In Cheney case, court reviews executive power

With a duck hunt as a backdrop, top US justices hear a dispute on access to White House records.

It is fairly certain there won't be any ducks in the main hall of the US Supreme Court Tuesday. But that doesn't mean some folks won't be listening carefully during oral arguments for a quack or two.

On the docket is a case seeking public disclosure of information about Vice President Dick Cheney's national energy task force. The dispute is an important election-year test of how much the White House can shield the executive branch from public, congressional, and judicial scrutiny.

But it is perhaps best known as the case behind the controversy over a Louisiana duck hunting trip in January attended by Mr. Cheney and Justice Antonin Scalia, among others. The disclosure of the trip sparked a national debate about the propriety of judges vacationing with those who have cases pending before them.

It prompted the Sierra Club, one of the parties to the energy task-force litigation, to formally request that Justice Scalia step down from the case. He refused, insisting that mere social contacts between justices and senior government officials do not undermine a jurist's impartiality.

Nonetheless, Tuesday, as the high court takes up the vice president's case, there will be two matters before the court. The first relates to the task-force litigation, the second relates to the credibility of Scalia and the high court itself in the wake of the duck-hunting controversy. "Obviously people will be watching Scalia closely in his questioning during oral argument," says Jonathan Turley, a constitutional law professor at George Washington University School of Law. But the scrutiny won't end there, he says.

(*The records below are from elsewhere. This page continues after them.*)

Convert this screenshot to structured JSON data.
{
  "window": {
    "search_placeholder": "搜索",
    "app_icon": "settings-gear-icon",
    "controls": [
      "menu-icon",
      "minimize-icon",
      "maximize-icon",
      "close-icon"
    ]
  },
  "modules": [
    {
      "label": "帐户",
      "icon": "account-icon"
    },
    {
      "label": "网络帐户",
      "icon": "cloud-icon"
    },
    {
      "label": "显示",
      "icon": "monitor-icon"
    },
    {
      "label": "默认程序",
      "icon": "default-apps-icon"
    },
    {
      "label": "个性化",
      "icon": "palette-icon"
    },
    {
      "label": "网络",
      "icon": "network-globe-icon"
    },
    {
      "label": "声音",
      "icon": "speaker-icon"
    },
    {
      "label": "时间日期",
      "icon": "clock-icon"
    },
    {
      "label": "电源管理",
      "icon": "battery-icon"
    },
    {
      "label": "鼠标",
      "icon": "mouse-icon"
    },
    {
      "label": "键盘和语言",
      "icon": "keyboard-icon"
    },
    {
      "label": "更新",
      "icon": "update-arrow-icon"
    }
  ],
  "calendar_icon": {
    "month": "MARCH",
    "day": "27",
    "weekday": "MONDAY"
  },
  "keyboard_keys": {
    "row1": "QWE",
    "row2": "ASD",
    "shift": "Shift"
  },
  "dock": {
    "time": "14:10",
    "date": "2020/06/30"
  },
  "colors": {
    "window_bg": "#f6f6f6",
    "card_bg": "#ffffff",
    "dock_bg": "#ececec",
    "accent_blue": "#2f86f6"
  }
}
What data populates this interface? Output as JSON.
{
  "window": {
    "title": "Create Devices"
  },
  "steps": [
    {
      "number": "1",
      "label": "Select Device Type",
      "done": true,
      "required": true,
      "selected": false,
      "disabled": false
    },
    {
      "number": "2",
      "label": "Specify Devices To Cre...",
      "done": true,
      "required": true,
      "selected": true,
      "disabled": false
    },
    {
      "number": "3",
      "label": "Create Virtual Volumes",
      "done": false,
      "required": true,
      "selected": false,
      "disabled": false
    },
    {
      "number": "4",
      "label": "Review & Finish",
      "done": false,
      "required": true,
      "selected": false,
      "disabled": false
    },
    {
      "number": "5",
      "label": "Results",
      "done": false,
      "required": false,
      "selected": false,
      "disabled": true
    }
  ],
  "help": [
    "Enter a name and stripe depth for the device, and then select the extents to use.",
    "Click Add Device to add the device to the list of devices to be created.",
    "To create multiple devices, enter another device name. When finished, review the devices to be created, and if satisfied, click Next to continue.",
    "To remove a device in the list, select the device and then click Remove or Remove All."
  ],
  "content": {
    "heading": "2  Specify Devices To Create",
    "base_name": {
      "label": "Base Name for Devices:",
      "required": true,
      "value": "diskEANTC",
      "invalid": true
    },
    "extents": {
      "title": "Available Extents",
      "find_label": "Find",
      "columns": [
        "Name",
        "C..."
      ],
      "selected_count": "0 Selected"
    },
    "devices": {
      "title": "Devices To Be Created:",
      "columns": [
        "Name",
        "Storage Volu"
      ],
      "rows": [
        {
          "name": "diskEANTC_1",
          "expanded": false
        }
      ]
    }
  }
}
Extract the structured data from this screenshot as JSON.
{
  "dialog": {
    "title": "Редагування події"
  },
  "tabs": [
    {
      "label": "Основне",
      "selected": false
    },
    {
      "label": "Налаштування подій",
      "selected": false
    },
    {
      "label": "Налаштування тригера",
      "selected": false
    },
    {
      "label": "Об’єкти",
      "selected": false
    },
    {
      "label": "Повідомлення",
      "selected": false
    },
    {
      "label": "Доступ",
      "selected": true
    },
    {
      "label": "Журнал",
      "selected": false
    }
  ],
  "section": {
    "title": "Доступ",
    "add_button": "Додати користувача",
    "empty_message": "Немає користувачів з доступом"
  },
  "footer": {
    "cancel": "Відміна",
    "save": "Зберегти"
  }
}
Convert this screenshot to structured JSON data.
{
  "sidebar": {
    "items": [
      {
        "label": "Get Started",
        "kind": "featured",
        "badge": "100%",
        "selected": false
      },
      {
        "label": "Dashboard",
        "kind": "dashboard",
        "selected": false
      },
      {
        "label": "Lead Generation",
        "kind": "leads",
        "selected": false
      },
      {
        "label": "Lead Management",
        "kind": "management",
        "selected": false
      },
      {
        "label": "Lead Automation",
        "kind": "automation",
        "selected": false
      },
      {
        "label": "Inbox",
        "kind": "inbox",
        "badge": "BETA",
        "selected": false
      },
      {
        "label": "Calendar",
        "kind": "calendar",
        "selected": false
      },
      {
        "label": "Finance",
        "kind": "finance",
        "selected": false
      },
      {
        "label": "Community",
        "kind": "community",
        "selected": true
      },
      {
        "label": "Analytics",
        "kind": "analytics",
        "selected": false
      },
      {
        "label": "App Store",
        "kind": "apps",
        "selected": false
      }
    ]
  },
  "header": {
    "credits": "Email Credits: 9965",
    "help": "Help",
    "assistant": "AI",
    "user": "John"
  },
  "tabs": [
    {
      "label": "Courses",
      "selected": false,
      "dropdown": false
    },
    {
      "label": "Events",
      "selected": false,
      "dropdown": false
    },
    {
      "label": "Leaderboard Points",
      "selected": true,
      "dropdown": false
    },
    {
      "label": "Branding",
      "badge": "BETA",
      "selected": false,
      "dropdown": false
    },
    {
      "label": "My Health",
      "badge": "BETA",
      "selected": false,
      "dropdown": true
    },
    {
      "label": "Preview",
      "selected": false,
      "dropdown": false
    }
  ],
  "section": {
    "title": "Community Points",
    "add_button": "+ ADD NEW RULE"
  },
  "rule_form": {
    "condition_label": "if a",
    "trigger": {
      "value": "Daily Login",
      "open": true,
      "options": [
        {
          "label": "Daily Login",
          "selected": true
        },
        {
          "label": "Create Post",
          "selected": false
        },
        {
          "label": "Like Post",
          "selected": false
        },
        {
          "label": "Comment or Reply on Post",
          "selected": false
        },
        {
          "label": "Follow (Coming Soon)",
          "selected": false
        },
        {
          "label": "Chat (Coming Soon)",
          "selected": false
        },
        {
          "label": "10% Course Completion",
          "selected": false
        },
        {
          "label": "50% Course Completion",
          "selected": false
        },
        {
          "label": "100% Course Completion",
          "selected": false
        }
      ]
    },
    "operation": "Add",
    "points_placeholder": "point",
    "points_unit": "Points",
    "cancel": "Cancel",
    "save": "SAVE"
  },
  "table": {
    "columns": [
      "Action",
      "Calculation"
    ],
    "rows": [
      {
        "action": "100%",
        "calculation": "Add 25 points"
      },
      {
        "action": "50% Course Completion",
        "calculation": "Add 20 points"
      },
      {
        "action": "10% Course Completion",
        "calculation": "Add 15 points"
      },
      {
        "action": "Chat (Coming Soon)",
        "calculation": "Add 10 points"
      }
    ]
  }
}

"Whatever decision he makes [in the Cheney case] is likely to be read through the lens of suspicion," Mr. Turley adds.

If Scalia votes in favor of Cheney, some will believe it is a result of Scalia's personal relationship with the vice president, Turley says. While if he votes against Cheney, some will question whether Scalia is overcompensating in an attempt to clear his name.

"Either way, justice will hardly be served by Justice Scalia in this case," the professor says.

Separation of powers

Even without the extra attention from the duck-hunting trip, the energy task-force case is potentially one of the most significant of the term. At issue: the extent to which the Constitution's separation of powers doctrine entitles the White House to operate in secrecy - beyond the prying gaze of the public, Congress, and even the courts.

The White House position is a version of the same separation of powers argument being used to justify expansive presidential powers to detain enemy combatants and insulate those determinations from judicial oversight.

In the Cheney case, the justices are being asked to decide whether a federal judge and an appeals court panel acted properly when they ordered the White House to disclose internal documents related to the development of the Bush administration's energy strategy back in 2001.

Following press reports that energy industry officials and lobbyists were fully participating in nonpublic meetings of the energy task force, two organizations filed lawsuits seeking to identify the extent of private involvement in the task force's work.

The two suits were filed by Judicial Watch, a conservative government-watchdog group, and the Sierra Club, an environmental group. Both suits seek access to internal task-force documents under the Federal Advisory Committee Act (FACA), which requires advisory committees to publicly disclose their documents.

Lawyers for Cheney and the task force refused to release any documents, saying that the task force was exempt from FACA's requirements because it was made up exclusively of senior Bush administration officials.

A federal judge ordered the administration to release enough documents to examine the composition of the task force to determine if the FACA exemption applied. Cheney says the refusal to do so is a matter of principle to protect the ability of presidents to obtain unvarnished advice.

Others disagree. "It is a question of how secret can this administration be," says Rob Perks, a spokesman with the Natural Resources Defense Council. "What do they have to hide, and why are they hiding it?"

A federal appeals court panel upheld the judge's ruling calling for disclosure. Rather than release the documents, Bush administration lawyers took their case to the US Supreme Court.

Straight to the top

What is unusual about the case is that it has already arrived at the high court even though a federal judge has yet to hold a trial on the merits of the issues. Usually appeals of such preliminary issues are not permitted until after a case has been fully litigated in the lower courts.

What makes this case different, according to US Solicitor General Theodore Olson, is that the lower court decisions, if upheld, would convert FACA into "a mechanism for intrusive and unconstitutional interference with core executive branch functions." In other words, by ordering the discovery of certain task-force records to test the allegations raised in the lawsuits, the judge is invading the exclusive domain of the executive branch in violation of the Constitution's mandated separation of powers.

"The important separation of powers questions raised in this case are neither premature nor stale," says Mr. Olson in his brief to the court. "And the discovery ordered [by the federal judge] was not some preliminary step on the way to a possible separation of powers violation, but a significant violation in itself."

In his brief on behalf of the Sierra Club, Alan Morrison counters, "Not only would production of such records not be burdensome, but they could readily be redacted to delete any arguably deliberative or otherwise privileged information."